The other half is utter white, hard to look for too long. People say it’s because of the sun, but I think it’s because of what people have done with its light.
Suicide by Johanna
This is how it feels here. There is sky and there is snow and both stretch endlessly out of sight. The haze is the wind in your eyes. The chill of your eyeballs frosting over. You are alone. You are far along the frozen shore. You stop. Silencing the crunch of your boots on the ice. You listen. Nothing. Not like the quiet of cheerful forests you are familiar with-- leaves whirling, birds peeping, squirrels chattering— nothing but the sound of your own straining breath. You inhale. The air scratches down the corridor of your throat and crystalizes in your expanding lungs. This is how it feels here, like one more step and you might be lost forever. You could slip from the shore on an ice floe and float into a better dream.
You take another step.
The Blue At by Forrest
Move, flight. Twenty rows ahead. Almost steerage. Piloting, I know. Who's around, just about. Excuse me I think there's been a mistake you see. Seatbelts forever indicated. Can still spell gin. Smoke for all I care. The masks will descend. Blow into. Crouch against. Lift above head. Pull over. Leave me here. I drop best at altitude. Every fell chance in a lap. Clouds in clouds until we happen again.
Anchorage by Nicole
The practice of leaving never suited her. Dividing up possessions and inventing room for nostalgia was a waste of time. She was more practical than that. Especially skilled at breakups, she would pack her lover’s things and leave them stacked in a corner of the living room or pushed into the hallway closet. Nothing sloppy, no time for grief, just the simplicity of moving on.
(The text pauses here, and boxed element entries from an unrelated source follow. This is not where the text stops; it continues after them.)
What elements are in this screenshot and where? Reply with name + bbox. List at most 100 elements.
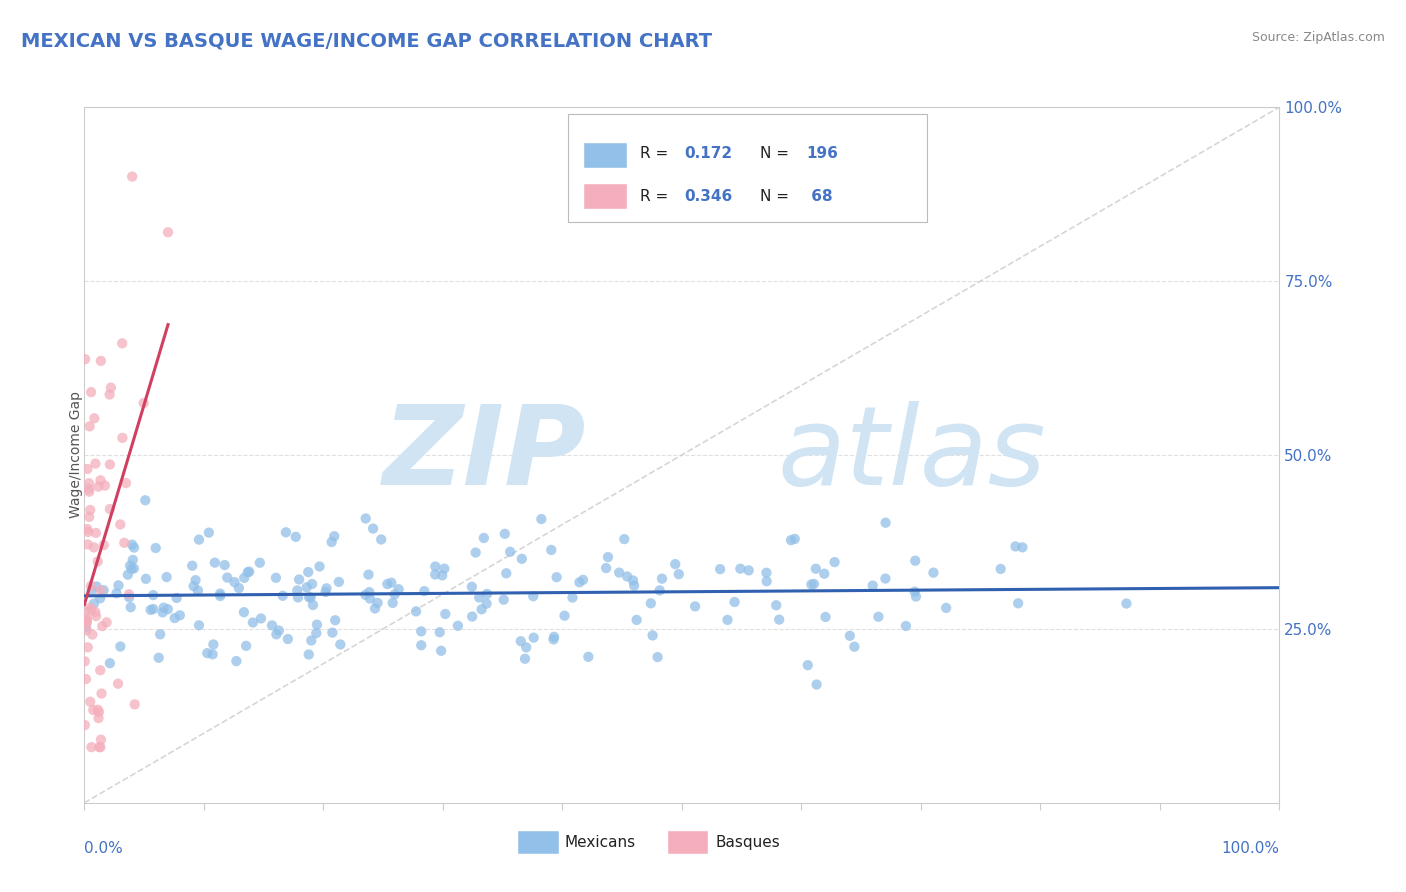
Point <box>429 625 451 640</box>
Point <box>274 525 297 540</box>
Point <box>98 656 121 670</box>
Point <box>209 589 232 603</box>
Point <box>302 598 325 612</box>
Point <box>80 579 103 593</box>
Point <box>806 677 828 691</box>
Point <box>79 419 101 434</box>
Point <box>87 703 110 717</box>
Point <box>90 354 112 368</box>
Point <box>122 561 145 575</box>
Text: Basques: Basques <box>716 835 780 850</box>
Point <box>803 577 825 591</box>
Text: ZIP: ZIP <box>382 401 586 508</box>
Point <box>430 568 453 582</box>
Point <box>76 640 98 655</box>
Text: 0.0%: 0.0% <box>84 841 124 856</box>
Point <box>321 535 343 549</box>
Point <box>121 562 143 576</box>
Point <box>425 559 447 574</box>
Point <box>875 516 897 530</box>
Point <box>132 396 155 410</box>
Point <box>121 169 143 184</box>
Point <box>299 591 322 605</box>
Point <box>118 587 141 601</box>
Point <box>904 584 927 599</box>
Point <box>77 482 100 496</box>
Point <box>84 609 107 624</box>
Point <box>298 591 321 605</box>
Point <box>242 615 264 630</box>
Point <box>121 553 143 567</box>
Point <box>471 602 494 616</box>
Point <box>76 616 98 631</box>
Point <box>82 627 104 641</box>
Point <box>755 566 778 580</box>
Point <box>152 606 174 620</box>
Point <box>214 558 236 572</box>
Point <box>83 597 105 611</box>
Point <box>301 577 323 591</box>
Point <box>780 533 803 548</box>
Point <box>76 522 98 536</box>
Point <box>86 579 108 593</box>
Point <box>96 615 118 630</box>
Point <box>152 600 174 615</box>
Point <box>249 556 271 570</box>
Text: 0.172: 0.172 <box>685 146 733 161</box>
Point <box>380 575 402 590</box>
Point <box>328 574 350 589</box>
Point <box>284 530 307 544</box>
Point <box>607 566 630 580</box>
Point <box>305 626 328 640</box>
Point <box>354 588 377 602</box>
Point <box>321 625 343 640</box>
Point <box>298 648 321 662</box>
Point <box>814 610 837 624</box>
FancyBboxPatch shape <box>583 143 627 168</box>
Point <box>875 572 897 586</box>
Point <box>384 587 406 601</box>
Point <box>75 620 97 634</box>
Point <box>621 574 644 588</box>
Point <box>98 458 121 472</box>
Point <box>75 672 97 686</box>
Point <box>797 658 820 673</box>
Point <box>83 411 105 425</box>
Point <box>299 633 322 648</box>
FancyBboxPatch shape <box>668 830 709 855</box>
Point <box>84 605 107 619</box>
Point <box>89 473 111 487</box>
Point <box>204 556 226 570</box>
Text: 100.0%: 100.0% <box>1222 841 1279 856</box>
Point <box>862 578 884 592</box>
Point <box>430 644 453 658</box>
Point <box>91 619 114 633</box>
Point <box>277 632 299 646</box>
Point <box>124 698 146 712</box>
Point <box>904 590 927 604</box>
Point <box>359 591 381 606</box>
Point <box>169 608 191 623</box>
Point <box>464 545 486 559</box>
Point <box>107 578 129 592</box>
Point <box>77 509 100 524</box>
Point <box>922 566 945 580</box>
Point <box>894 619 917 633</box>
Point <box>530 512 553 526</box>
Point <box>157 225 180 239</box>
Text: 68: 68 <box>806 188 832 203</box>
Point <box>576 649 599 664</box>
Point <box>730 562 752 576</box>
Point <box>156 602 179 616</box>
Point <box>84 457 107 471</box>
Point <box>370 533 392 547</box>
Point <box>716 613 738 627</box>
Point <box>76 624 98 638</box>
Point <box>425 567 447 582</box>
Point <box>626 613 648 627</box>
Point <box>510 551 533 566</box>
Point <box>83 541 105 555</box>
Point <box>76 614 98 628</box>
Point <box>90 687 112 701</box>
Point <box>568 575 591 590</box>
So she didn’t really expect it, to feel like this. After informing him that it was over she didn’t want the packing or the hassle of replacing DVDs and blenders when 50% of her apartment was gone. She picked a destination from a list and told him to send her a text when he was done. She thought she could avoid it.
But this, this time it followed her. It was weighing heavy like his face when she watched him spin his fingers around the key ring, turning again and again until the key was free. When she looked out the window the tip of the wing seemed to follow her. A smooth gray outcrop in her peripheral that made her want to keep looking back. A spot in her vision that would not clear - not even when she blinked and blinked and blinked.
Anchorage by Lyle
Such vastness is both comforting and terrifying, never mind the soaring aluminum tube and no wood to knock on. Why can't we just time travel, says the kid across the aisle to his mother who grins sheepishly and flips the page of her magazine (Good Housekeeping or something along those almost sexist lines -- is there bad housekeeping?: of course there is). I think, Time travel? And miss all this nothingness? Don't you bet on it, kid. I fall asleep with the tick of pages being flipped under the hoarse roar of the engines sucking up and expelling air.